Attention and Learning Efficiency

Human and animal learning differs significantly from current artificial neural networks, particularly in efficiency. Humans can learn remarkably fast if they can pay attention [00:22:15]. The challenge lies in learning how to pay attention in the right way [00:22:18]. An example is a tennis coach who can teach someone to play decently within half an hour by precisely directing the subject’s attention to the critical aspects of their behavior, leading to quick updates in performance [00:22:24]. Without knowing what to pay attention to, a system must “brute force” the problem, which is a very wasteful approach [00:22:53].

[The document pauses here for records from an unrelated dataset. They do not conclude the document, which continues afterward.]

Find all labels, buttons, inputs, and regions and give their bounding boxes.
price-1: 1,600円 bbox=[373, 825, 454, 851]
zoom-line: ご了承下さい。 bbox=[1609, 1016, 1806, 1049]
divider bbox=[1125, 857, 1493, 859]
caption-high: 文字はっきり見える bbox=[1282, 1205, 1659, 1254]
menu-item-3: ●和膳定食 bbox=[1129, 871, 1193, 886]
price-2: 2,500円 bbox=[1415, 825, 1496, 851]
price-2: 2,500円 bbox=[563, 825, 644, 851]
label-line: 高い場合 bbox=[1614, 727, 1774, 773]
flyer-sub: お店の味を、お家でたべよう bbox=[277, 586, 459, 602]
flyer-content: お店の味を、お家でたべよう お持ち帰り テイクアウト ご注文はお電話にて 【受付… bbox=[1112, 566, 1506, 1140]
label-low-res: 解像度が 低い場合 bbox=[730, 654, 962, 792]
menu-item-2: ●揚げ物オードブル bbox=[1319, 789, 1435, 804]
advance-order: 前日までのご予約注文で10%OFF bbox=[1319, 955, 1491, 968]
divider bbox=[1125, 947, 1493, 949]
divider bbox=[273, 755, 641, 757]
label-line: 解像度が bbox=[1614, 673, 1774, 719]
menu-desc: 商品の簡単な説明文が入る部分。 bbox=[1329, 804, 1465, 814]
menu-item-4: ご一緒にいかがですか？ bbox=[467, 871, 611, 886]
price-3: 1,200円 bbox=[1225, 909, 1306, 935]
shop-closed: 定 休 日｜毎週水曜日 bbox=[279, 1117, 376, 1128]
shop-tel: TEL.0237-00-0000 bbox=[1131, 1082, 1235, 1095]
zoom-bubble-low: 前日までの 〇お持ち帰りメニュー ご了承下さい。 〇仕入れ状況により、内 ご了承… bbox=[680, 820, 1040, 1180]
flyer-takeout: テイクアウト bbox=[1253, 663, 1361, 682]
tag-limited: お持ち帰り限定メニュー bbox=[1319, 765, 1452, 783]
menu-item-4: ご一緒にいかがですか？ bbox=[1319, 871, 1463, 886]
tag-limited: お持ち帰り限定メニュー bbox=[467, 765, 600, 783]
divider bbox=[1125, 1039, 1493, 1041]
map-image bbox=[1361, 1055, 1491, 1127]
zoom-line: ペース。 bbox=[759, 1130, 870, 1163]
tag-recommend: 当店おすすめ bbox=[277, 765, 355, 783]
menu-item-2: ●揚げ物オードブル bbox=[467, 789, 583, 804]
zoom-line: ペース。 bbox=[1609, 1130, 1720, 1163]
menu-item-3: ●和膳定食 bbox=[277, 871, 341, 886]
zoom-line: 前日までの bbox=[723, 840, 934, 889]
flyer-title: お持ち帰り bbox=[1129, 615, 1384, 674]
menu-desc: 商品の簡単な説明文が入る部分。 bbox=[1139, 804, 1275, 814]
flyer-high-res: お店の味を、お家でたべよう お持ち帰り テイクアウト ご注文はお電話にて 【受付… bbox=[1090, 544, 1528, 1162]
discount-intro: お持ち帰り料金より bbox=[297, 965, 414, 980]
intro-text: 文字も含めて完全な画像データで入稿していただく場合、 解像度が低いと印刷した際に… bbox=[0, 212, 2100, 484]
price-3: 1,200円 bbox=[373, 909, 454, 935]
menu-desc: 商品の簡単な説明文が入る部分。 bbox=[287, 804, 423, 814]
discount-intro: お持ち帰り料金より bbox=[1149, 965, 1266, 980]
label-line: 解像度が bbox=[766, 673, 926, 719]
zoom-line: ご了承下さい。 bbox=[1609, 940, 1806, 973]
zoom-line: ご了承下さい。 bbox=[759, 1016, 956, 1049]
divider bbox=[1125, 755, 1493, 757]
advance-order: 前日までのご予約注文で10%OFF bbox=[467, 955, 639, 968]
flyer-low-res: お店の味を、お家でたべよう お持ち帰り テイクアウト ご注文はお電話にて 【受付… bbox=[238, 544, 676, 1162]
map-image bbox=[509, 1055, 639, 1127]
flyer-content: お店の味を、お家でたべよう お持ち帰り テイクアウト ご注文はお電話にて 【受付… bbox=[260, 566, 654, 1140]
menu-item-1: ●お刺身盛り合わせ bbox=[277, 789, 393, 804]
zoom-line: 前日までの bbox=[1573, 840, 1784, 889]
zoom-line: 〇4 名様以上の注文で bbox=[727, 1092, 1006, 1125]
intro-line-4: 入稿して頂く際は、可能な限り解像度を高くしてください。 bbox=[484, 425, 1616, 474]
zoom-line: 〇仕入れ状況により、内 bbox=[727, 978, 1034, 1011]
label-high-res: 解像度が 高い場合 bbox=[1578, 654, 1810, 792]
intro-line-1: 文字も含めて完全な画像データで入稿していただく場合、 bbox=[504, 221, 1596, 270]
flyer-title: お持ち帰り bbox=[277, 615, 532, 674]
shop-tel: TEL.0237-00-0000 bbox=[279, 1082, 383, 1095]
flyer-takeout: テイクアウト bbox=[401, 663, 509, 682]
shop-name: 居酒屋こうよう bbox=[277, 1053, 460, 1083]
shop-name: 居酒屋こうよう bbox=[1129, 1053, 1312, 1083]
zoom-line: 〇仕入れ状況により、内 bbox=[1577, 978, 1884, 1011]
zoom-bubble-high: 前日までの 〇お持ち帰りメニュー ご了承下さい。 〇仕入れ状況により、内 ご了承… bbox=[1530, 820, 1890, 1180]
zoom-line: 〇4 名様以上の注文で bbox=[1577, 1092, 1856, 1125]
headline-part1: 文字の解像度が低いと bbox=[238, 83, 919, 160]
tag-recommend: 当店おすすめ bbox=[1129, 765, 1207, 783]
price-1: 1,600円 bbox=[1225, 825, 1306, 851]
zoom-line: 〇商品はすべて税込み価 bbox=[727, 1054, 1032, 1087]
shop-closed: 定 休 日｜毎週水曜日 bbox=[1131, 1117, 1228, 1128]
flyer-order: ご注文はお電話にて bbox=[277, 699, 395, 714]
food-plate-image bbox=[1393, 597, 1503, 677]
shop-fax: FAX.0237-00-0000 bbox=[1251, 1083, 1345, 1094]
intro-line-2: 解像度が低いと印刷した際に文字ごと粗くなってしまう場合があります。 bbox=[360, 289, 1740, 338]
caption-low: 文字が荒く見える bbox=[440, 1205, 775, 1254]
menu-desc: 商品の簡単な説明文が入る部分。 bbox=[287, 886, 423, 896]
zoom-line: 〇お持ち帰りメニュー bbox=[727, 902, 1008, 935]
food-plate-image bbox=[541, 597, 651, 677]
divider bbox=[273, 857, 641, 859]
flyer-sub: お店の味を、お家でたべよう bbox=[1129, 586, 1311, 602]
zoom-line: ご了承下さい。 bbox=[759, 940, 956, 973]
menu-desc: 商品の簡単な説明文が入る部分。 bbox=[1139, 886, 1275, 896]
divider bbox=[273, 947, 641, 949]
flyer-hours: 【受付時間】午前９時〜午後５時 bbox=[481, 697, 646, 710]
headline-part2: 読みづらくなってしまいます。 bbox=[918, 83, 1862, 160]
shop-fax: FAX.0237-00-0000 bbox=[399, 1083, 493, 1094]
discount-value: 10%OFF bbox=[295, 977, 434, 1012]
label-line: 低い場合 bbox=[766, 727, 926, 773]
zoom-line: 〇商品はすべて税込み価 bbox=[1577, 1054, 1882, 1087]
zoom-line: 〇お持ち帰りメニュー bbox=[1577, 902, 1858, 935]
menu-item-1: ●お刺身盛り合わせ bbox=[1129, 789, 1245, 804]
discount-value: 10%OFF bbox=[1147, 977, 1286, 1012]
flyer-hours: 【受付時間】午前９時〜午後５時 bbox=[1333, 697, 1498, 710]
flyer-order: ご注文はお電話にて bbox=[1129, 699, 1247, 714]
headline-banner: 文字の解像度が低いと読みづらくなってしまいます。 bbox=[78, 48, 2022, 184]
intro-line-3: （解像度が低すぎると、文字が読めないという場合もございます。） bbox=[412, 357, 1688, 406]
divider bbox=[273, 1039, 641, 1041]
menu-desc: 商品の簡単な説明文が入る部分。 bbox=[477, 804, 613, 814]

From a data compression perspective, human minds identify structure over entire sentences, unlike simpler statistical models that might lose predictive power due to intervening words [00:24:42]. Human learning, akin to curriculum learning, starts with short, simple sentences for children to maintain focus [00:25:01].

The human attentional algorithm is described as a “hack” to overcome the combinatorial explosion of options in high-dimensional problems that organisms face [00:34:28].

Attention in GPT-3 and Future Systems

GPT-3, based on the transformer algorithm, made significant strides in addressing challenges in language processing by making statistics over all parts in a working memory window and finding relationships [00:26:10]. However, it still has limitations:

  • Fixed Working Memory Window: GPT-3 has a fixed working memory window of 2048 adjacent tokens, meaning it cannot comprehend large images, video, or relate early parts of a book to later parts; it can only keep about two pages in memory at a time [00:26:21]. Humans, by contrast, can construct their working memory contents with far more degrees of freedom, even if their working memory might be smaller in raw capacity [01:19:01]. This limitation leads to “massive retrograde amnesia” for the model [01:16:39].
  • Online Learning: GPT-3 is an offline learning system, meaning it stops learning after its training phase (e.g., October 2019 data) [01:19:14]. A truly human-like agent needs to constantly learn and track reality in real-time [01:19:39].
  • Relevance Realization: GPT-3 does not inherently care about relevance [01:20:05]. Its “relevance sensation” is derived from the fact that humans only write down things that are relevant to them [01:20:08]. For a system interacting with the world and processing rich sensory data, a motivational system is needed to focus on the most promising parts of the model [01:20:46]. This ability to assign relevance to learning and meta-learning is crucial [01:21:01].

Future advancements in artificial intelligence and cognitive science will likely focus on:

  1. Larger and Dynamic Attentional Windows: Extending attention to actively change and construct working memory contexts, allowing for dynamic contextualization and rewriting of information [01:17:40] [01:17:47].
  2. Multi-modal Representation: Moving from language-centric models to multi-modal representations that are agnostic to the type of information they represent [01:18:00].

Attention and Perception

Perception is more akin to deep learning systems than to linguistic or symbolic systems [01:08:08]. The “realness” of reality, an experience of a conscious agent, is a model property—a label the mind attaches to parameter dimensions [01:09:12]. This label signifies that the experienced patterns are predictive of future sensory input [01:09:40].

To have an enlightened relationship with reality, it’s necessary to realize that perception, including the perception of self and the relationship to the universe, is a representation [01:11:42]. Individuals need to pay attention to this representation and to attention itself, understanding how their attentional system constructs reality [01:12:02]. Most people don’t do this unless their attention processes stop working well, or they face an existential crisis [01:12:23].